大夫趋前,送上碗。宗道说:
“乖乖喝下这碗!”
香奴冷然撇一眼碗,倏地上前欲抢。大夫虽然有一把年纪,但已有防备,迅即护住碗、退后。
“在我面前,你敢胡来?”宗道说。
香奴望住大夫,平和的反问:“也是堕胎药?”
大夫不响,望望宗道,又看香奴。
“不知廉耻的东西!枉费你知书达礼,亏你问得出口?”
香奴冷淡看一眼她爹,转身自顾坐在床榻。
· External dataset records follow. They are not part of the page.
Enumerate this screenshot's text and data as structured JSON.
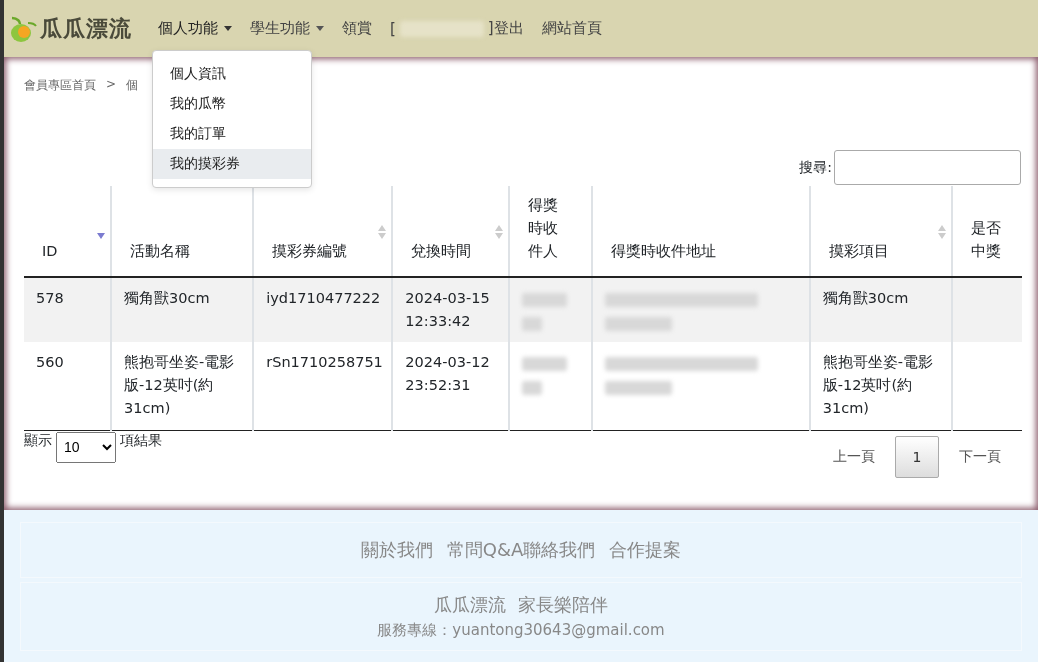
{
  "navbar": {
    "brand": "瓜瓜漂流",
    "items": [
      {
        "kind": "dropdown",
        "label": "個人功能",
        "expanded": true
      },
      {
        "kind": "dropdown",
        "label": "學生功能",
        "expanded": false
      },
      {
        "kind": "link",
        "label": "領賞"
      },
      {
        "kind": "user",
        "prefix": "[",
        "suffix": "]登出"
      },
      {
        "kind": "link",
        "label": "網站首頁"
      }
    ]
  },
  "dropdown_menu": {
    "items": [
      {
        "label": "個人資訊",
        "selected": false
      },
      {
        "label": "我的瓜幣",
        "selected": false
      },
      {
        "label": "我的訂單",
        "selected": false
      },
      {
        "label": "我的摸彩券",
        "selected": true
      }
    ]
  },
  "breadcrumb": {
    "items": [
      "會員專區首頁",
      "個"
    ],
    "separator": ">"
  },
  "search": {
    "label": "搜尋:"
  },
  "table": {
    "columns": [
      {
        "label": "ID",
        "kind": "sorted"
      },
      {
        "label": "活動名稱",
        "kind": "plain"
      },
      {
        "label": "摸彩券編號",
        "kind": "sortable"
      },
      {
        "label": "兌換時間",
        "kind": "sortable"
      },
      {
        "label": "得獎時收件人",
        "kind": "plain"
      },
      {
        "label": "得獎時收件地址",
        "kind": "plain"
      },
      {
        "label": "摸彩項目",
        "kind": "sortable"
      },
      {
        "label": "是否中獎",
        "kind": "plain"
      }
    ],
    "rows": [
      {
        "cells": [
          {
            "kind": "text",
            "text": "578"
          },
          {
            "kind": "text",
            "text": "獨角獸30cm"
          },
          {
            "kind": "text",
            "text": "iyd1710477222"
          },
          {
            "kind": "text",
            "text": "2024-03-15 12:33:42"
          },
          {
            "kind": "redacted"
          },
          {
            "kind": "redacted"
          },
          {
            "kind": "text",
            "text": "獨角獸30cm"
          },
          {
            "kind": "empty"
          }
        ]
      },
      {
        "cells": [
          {
            "kind": "text",
            "text": "560"
          },
          {
            "kind": "text",
            "text": "熊抱哥坐姿-電影版-12英吋(約31cm)"
          },
          {
            "kind": "text",
            "text": "rSn1710258751"
          },
          {
            "kind": "text",
            "text": "2024-03-12 23:52:31"
          },
          {
            "kind": "redacted"
          },
          {
            "kind": "redacted"
          },
          {
            "kind": "text",
            "text": "熊抱哥坐姿-電影版-12英吋(約31cm)"
          },
          {
            "kind": "empty"
          }
        ]
      }
    ]
  },
  "length_menu": {
    "prefix": "顯示",
    "value": "10",
    "suffix": "項結果"
  },
  "pagination": {
    "previous": "上一頁",
    "pages": [
      {
        "label": "1",
        "selected": true
      }
    ],
    "next": "下一頁"
  },
  "footer": {
    "links": [
      "關於我們",
      "常問Q&A聯絡我們",
      "合作提案"
    ],
    "slogan": "瓜瓜漂流  家長樂陪伴",
    "contact": "服務專線：yuantong30643@gmail.com"
  }
}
小桃看宗道盛怒状,替香奴捏一把冷汗。
“你喝不喝?”
“除非我死!”
“好!”宗道盛怒的指着香奴,咬牙道:“来人!架住她!”
两名健壮仆妇上前,分两边架起香奴。
宗道原以为她会大吵、大闹,不料,她反常的冷漠态度,让宗道心里微
讶,但他还是专横的扭头,唤医生。
“喂她!小桃!来帮忙!”
小桃含着泪,抖嗦的上前,接触到香奴森寒的眼眸,小桃顿退半步。
“快呀!我时间有限,前线等着我…”
“爹破了安北城,为什么还不班师回朝?”香奴突然问。
“我还在追狙流匪!”
“不是流匪,是烈木真!只有他,才能率众抗拒唐军,对不对?”
“他死了!他死了!”宗道突如其来的大吼:“我说过他死了!小桃,帮忙喂药!快!”
小桃抖颤着,和医生一同逼近香奴。
“爹!您何不一刀杀了我?”
“你不肯喝下这碗,我可能就会杀你!”宗道咬牙切齿地说。
长长的唉叹一声,香奴身心俱冷地。
“我错了!一直以为爹很疼惜我,这会才明白,我错得太厉害了…”
宗道瞪着眼,面无表情。小桃滴泪,却说不出什么话,她也不敢乱说…
香奴恍似说给自己听的低语:
“我和真哥,打勾勾发誓,绝不分开,想不到,我背弃誓言、背弃真哥,所以,我…就像我自己说的:将死无葬身之地!”
宗道怒极大吼:“你们在干什么?动手!”
大夫和小桃上前,一人捧药;一人伸手,就要捏香奴鼻子。
香奴顽抗的转头,娇声叱道:“等一下。”
大夫和小桃略一停顿…
“爹!不必您动手!”香奴拼尽力量说完,蓦地张口,用力咬舌…
右边架住香奴的仆妇,迅即伸手,捏住香奴下巴,但还是慢了一步,只见香奴满嘴鲜血,沿着嘴角流下…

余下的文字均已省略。